Nanostructured composite blends based on rose clay—with the major crystalline phases of α-quartz and kaolinite with the addition of hydroxyapatite, nanosilica, and acai leaf powder (30 wt.%)—remain porous and similar to (or stronger than) the initial rose clay after the mechanical processing. The mixtures mainly retain the morphological and textural characteristics of the components due to the mechanical treatment at room temperature for the air-dry powders with a relatively low load. The amounts of water (adsorbed from the air) contained in the hydrophilic components can promote a smearing effect useful for the reorganization of nanostructured aggregates and agglomerates of aggregates.

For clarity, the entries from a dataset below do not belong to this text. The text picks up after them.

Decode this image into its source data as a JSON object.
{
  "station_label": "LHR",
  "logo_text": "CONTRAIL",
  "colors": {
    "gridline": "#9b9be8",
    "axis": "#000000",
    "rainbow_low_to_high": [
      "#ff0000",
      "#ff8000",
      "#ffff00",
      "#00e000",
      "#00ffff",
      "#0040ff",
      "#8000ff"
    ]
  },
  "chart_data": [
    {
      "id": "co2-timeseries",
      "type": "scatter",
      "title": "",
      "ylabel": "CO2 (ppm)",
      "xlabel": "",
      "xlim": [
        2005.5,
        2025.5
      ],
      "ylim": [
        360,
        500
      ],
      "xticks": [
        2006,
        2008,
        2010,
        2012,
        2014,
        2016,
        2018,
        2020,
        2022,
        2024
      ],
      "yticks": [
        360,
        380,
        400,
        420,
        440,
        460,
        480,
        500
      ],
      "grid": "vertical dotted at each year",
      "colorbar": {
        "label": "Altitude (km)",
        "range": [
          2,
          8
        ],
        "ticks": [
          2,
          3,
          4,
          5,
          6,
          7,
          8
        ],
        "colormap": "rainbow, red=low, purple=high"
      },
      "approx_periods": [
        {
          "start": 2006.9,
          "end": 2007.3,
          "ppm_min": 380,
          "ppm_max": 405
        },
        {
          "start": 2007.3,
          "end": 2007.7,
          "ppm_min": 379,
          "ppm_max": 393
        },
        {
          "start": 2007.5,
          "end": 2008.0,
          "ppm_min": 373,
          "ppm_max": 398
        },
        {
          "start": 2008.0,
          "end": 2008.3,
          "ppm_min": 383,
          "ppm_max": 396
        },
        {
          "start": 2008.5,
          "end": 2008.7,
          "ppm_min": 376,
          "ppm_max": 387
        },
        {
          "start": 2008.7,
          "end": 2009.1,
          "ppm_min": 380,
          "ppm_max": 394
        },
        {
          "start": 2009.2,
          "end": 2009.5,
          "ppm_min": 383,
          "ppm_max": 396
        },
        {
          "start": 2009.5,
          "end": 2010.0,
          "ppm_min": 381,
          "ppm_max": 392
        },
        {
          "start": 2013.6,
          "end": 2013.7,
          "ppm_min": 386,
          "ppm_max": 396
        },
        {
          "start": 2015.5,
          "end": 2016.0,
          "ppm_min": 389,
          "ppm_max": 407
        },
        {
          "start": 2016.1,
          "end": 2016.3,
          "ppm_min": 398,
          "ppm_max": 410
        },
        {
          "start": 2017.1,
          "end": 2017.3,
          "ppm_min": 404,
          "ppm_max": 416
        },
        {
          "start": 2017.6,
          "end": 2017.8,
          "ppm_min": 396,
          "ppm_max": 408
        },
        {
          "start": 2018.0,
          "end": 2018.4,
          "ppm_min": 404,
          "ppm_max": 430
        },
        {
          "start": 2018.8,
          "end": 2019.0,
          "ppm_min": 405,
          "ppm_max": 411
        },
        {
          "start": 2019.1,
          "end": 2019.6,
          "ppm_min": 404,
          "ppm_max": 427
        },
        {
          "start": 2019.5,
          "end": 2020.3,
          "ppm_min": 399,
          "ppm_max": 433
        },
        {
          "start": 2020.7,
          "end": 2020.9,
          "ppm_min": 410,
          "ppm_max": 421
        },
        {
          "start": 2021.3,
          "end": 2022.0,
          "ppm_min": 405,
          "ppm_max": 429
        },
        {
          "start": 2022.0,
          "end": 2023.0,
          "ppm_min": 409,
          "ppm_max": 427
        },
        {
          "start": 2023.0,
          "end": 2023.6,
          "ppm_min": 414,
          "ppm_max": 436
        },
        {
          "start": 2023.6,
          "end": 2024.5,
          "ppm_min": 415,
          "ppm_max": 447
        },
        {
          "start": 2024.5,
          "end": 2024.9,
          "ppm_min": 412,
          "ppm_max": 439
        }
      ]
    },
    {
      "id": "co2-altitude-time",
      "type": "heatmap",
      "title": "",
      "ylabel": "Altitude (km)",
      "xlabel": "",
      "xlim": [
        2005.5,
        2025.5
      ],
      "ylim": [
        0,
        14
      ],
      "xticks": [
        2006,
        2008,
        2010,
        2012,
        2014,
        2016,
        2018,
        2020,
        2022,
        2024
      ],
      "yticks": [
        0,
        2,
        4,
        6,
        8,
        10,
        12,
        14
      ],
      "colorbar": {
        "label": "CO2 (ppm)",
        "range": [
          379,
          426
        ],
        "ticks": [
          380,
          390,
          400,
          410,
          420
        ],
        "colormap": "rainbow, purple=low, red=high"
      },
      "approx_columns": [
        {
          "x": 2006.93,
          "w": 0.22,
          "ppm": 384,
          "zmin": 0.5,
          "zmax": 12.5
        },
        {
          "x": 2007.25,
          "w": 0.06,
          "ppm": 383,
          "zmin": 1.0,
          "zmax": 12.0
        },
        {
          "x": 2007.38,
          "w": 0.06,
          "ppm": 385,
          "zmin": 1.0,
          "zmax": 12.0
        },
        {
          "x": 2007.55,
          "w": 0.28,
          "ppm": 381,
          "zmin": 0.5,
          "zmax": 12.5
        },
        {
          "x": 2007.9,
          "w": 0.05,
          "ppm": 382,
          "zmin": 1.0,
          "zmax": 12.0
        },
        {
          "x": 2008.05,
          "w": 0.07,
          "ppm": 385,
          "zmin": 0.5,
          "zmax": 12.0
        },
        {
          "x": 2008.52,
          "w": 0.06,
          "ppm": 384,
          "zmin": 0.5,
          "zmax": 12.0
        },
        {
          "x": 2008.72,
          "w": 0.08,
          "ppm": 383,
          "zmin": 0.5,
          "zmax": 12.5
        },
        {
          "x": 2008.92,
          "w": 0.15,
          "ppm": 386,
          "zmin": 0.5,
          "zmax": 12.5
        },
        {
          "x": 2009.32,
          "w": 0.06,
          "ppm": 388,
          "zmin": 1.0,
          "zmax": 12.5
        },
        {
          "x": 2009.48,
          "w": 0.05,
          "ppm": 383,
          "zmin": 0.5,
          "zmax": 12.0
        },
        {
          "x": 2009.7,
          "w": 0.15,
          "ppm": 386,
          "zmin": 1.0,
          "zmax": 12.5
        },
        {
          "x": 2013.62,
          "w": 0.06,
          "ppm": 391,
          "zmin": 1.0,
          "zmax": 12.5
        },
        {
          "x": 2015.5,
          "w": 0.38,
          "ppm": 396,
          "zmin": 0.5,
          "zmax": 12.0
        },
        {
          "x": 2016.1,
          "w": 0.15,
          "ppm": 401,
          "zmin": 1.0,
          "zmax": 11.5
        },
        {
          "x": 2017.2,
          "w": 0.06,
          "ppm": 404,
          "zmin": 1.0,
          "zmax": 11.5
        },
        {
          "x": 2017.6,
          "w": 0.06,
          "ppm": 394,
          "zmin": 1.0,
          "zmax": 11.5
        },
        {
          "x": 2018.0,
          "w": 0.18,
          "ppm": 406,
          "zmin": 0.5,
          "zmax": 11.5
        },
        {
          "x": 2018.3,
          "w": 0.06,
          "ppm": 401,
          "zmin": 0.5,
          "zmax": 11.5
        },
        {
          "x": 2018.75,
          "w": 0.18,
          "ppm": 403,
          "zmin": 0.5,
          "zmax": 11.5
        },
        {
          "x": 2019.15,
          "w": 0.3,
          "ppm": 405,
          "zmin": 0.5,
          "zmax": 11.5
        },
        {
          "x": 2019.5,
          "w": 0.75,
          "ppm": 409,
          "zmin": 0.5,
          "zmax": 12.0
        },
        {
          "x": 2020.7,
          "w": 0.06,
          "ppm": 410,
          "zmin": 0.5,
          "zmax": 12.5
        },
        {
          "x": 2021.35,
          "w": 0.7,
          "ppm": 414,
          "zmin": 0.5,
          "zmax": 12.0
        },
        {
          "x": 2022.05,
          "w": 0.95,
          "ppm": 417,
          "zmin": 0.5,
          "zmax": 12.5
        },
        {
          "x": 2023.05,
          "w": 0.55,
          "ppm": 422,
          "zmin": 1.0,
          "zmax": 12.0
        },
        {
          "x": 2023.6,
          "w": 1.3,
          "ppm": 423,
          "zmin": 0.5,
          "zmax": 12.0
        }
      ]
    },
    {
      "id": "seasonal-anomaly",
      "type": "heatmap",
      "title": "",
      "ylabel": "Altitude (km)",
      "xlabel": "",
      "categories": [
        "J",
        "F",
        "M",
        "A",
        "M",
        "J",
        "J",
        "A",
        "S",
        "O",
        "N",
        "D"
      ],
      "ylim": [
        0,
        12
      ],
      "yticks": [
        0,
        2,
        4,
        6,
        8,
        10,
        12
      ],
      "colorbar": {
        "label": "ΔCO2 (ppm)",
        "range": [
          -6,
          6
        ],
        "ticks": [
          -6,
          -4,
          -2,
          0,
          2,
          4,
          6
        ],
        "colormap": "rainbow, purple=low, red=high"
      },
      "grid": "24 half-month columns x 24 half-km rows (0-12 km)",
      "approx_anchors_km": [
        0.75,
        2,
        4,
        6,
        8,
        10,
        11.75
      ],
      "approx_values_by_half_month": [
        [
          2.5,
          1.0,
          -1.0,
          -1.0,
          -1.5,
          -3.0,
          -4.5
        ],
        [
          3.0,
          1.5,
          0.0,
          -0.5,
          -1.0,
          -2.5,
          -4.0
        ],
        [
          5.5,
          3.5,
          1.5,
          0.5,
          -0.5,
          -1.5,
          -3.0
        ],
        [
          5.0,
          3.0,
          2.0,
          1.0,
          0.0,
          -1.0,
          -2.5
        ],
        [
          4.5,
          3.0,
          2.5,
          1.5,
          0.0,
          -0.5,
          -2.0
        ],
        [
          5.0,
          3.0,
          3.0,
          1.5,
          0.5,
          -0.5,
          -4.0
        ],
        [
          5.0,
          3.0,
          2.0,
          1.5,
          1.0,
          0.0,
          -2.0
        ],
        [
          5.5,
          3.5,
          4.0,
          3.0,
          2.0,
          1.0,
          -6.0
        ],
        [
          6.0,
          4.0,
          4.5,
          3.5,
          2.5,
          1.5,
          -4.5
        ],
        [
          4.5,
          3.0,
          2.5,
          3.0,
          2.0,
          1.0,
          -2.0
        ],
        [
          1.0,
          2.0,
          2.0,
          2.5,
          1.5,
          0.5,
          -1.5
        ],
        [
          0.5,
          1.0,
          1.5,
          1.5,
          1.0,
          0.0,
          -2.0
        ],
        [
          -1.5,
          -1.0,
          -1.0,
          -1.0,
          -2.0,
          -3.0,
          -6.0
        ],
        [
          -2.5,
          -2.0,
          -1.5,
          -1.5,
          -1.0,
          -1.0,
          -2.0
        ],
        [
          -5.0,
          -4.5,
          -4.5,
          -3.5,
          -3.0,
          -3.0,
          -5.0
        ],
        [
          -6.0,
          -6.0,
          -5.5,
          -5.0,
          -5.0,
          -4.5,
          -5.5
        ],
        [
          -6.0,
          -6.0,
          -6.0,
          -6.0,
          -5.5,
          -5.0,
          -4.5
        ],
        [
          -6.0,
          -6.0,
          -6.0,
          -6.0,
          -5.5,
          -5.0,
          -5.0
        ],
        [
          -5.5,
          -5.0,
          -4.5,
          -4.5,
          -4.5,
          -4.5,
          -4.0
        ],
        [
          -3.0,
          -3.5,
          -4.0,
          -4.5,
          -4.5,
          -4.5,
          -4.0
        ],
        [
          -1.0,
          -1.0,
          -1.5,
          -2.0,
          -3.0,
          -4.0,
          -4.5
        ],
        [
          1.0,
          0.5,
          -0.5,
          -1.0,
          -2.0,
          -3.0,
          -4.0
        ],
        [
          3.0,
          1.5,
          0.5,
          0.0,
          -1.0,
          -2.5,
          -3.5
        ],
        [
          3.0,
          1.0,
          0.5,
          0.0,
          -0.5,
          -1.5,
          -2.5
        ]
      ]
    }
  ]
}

For most blends, the textural characteristics are greater than those of rose clay alone. The research confirms the positive effects of small additions of nanosilica and nanostructured hydroxyapatite (5–10 wt.%) in several aspects, including the bioactivity of the composites.

For the proposed composite materials of clay/nanosilica/vegetable raw materials/hydroxyapatite, the safety indicators of components and composite materials were studied. The possibility of their use in cosmetics is substantiated. The hypoallergenicity of all the studied systems is confirmed. Kinetic studies of BAS release (from acai in composites) can be used as a factor in regulating the direction of preventive action of cosmetics.

The release of cyanidin-3,5-diglycoside (anthocyanins) as a bioactive compound is greater for the composites than for acai with rose clay alone. The composites with clay/nanosilica/vegetable raw materials/hydroxyapatite can be considered better systems for cosmetics and medicinal preparations than rose clay alone because the control of morphological, electrochemical, and textural features of the composites allows one to ensure adequate activity of the systems.